By Diego Oré and Frank Jack Daniel
MEXICO CITY (Reuters) – Mexico’s president on Friday promised to clean up the armed forces but backed its current leadership after the arrest of a former defense minister on U.S drug charges, which he called evidence some of his predecessors were “mafiosi.”
The stunning detention in Los Angeles of Salvador Cienfuegos, defense minister until 2018, took Mexico’s security establishment by surprise, senior federal sources said. U.S. authorities did not warn their counterparts of the operation.
The fall of Cienfuegos marks the first time a former defense minister has been arrested, and will have far reaching implications for Mexico’s drug war, which has been led by the armed forces for more than a decade.
President Andres Manuel Lopez Obrador pledged to suspend anyone inside his government implicated in the charges
“We won’t cover up for anybody,” he said, before voicing fulsome support for Cienfuegos’ successor at the head of the army and his counterpart in the navy, noting that he had personally vetted them for honesty.

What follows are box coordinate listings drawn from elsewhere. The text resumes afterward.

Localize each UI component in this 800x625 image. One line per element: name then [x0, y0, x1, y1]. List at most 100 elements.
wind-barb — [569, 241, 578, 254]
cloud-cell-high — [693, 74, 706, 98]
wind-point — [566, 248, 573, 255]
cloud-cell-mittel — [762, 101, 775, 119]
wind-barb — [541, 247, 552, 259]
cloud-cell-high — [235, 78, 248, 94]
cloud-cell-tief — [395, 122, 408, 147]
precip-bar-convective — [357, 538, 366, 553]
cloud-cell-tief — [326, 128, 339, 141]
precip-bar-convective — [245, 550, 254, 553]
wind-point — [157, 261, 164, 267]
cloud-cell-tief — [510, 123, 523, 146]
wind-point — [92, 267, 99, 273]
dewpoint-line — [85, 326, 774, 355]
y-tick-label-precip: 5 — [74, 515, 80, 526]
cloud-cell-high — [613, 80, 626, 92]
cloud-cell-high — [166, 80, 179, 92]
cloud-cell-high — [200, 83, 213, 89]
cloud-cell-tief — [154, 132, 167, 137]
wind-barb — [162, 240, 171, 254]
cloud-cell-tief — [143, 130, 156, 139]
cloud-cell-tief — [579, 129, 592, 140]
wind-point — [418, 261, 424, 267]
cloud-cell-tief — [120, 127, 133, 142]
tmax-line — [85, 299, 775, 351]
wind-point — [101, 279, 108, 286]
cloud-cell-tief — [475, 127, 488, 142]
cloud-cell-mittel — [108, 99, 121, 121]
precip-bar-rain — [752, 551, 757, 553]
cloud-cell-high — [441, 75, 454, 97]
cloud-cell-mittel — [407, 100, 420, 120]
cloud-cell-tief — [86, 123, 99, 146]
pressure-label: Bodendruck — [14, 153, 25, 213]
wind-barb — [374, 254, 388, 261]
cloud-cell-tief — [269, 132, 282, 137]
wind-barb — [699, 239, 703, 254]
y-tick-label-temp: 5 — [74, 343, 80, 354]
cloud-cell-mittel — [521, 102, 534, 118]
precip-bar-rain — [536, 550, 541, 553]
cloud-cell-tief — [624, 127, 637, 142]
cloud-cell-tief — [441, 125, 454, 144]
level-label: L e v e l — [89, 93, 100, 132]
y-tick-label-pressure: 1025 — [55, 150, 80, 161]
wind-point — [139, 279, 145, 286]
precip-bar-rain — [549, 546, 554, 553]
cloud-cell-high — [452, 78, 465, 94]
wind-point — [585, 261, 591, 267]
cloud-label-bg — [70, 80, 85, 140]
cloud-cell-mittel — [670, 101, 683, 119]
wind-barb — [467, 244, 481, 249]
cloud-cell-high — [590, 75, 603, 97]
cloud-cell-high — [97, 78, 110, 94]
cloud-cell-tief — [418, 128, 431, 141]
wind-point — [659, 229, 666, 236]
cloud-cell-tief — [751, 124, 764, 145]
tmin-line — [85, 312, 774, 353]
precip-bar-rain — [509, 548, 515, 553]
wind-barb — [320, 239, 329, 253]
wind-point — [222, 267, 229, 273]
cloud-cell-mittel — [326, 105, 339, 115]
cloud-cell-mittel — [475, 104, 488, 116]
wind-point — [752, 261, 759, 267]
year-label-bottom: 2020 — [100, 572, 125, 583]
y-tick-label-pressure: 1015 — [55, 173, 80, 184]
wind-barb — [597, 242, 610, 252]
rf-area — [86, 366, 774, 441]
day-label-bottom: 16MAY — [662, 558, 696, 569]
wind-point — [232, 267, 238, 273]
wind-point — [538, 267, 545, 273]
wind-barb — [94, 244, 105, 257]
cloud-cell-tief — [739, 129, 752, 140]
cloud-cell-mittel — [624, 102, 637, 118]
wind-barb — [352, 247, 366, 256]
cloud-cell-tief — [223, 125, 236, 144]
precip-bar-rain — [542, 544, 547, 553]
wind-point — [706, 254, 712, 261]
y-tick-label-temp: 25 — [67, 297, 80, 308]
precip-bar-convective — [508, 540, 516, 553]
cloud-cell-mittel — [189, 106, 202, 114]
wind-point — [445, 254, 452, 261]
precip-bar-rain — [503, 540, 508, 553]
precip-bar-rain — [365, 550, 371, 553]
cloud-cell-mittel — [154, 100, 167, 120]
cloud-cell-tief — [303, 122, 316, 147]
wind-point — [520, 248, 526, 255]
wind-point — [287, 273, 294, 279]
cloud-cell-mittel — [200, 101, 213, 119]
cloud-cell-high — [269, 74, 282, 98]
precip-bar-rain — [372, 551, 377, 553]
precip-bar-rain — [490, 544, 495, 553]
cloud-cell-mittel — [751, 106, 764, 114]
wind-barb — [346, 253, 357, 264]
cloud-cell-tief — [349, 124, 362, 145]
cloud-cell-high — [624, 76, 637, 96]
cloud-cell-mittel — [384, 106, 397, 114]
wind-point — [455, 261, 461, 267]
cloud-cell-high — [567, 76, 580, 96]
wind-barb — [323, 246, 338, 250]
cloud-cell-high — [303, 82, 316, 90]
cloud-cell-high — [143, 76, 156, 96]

Under Lopez Obrador, the armed forces have taken on more responsibility, including establishing a militarized national police force, overseeing port security and working on infrastructure projects.
The arrest comes less than three weeks before the U.S. presidential election. President Donald Trump, seeking a second term, has made clamping down on drug cartels a priority, though without major progress since he took office in 2017.
Some Mexican officials were privately shocked at the detention of Cienfuegos in Los Angeles airport, worrying it was an unprecedented U.S. intervention against a symbol of Mexican national security.
“It was totally unexpected, I never saw this coming, never, never,” said a senior police source.
Lopez Obrador quickly incorporated the arrest into his narrative that predecessors had presided over a debilitating increase in corruption in Mexico, which for years has been convulsed by often horrific levels of drug gang violence.
“If we’re not talking about a narco state, one can certainly talk about a narco government, and without doubt, about a government of mafiosi,” Lopez Obrador said.
“We’re cleaning up, purifying public life.”
‘WE’RE CLEANING UP’
Mexican Foreign Minister Marcelo Ebrard said he had received word from the Mexican consulate in Los Angeles that Cienfuegos, 72, was facing five counts of drug charges and would be transferred from Los Angeles to New York. Sources earlier told Reuters that one of the charges related to money laundering.
Lopez Obrador said he only heard about the arrest after the event, though he noted that Mexico’s ambassador to the United States, Martha Barcena, had informed him about two weeks ago that there was talk of an investigation involving Cienfuegos.
There had been no open probe in Mexico on Cienfuegos and his arrest was linked to the case against Genaro Garcia Luna, Mexico’s security minister from 2006-2012, who Lopez Obrador said.
Garcia Luna is on trial in New York charged with accepting millions of dollars in bribes from captured kingpin Joaquin “El Chapo” Guzman’s Sinaloa Cartel, which he was meant to fight.
Like Garcia Luna, Cienfuegos had been a major figure in Mexico’s drug war, which has claimed hundreds of thousands of lives over the past two decades.
Under Cienfuegos, the army was accused of extrajudicial killings, including the June 2014 Tlatlaya massacre in central Mexico, where 22 drug gang members were shot dead.
A tall, imposing man, Cienfuegos fought to shield the army from potentially embarrassing investigations.
They included the kidnapping and suspected massacre of 43 student teachers in September 2014 in the city of Iguala by drug gang members in cahoots with corrupt police. Last month arrest warrants were issued in Mexico for soldiers linked to the case.
Mexico’s armed forces are generally perceived as less prone to corruption than the police. However, that image has been gradually corroded since former president Felipe Calderon first sent in the military to fight the gangs at the end of 2006.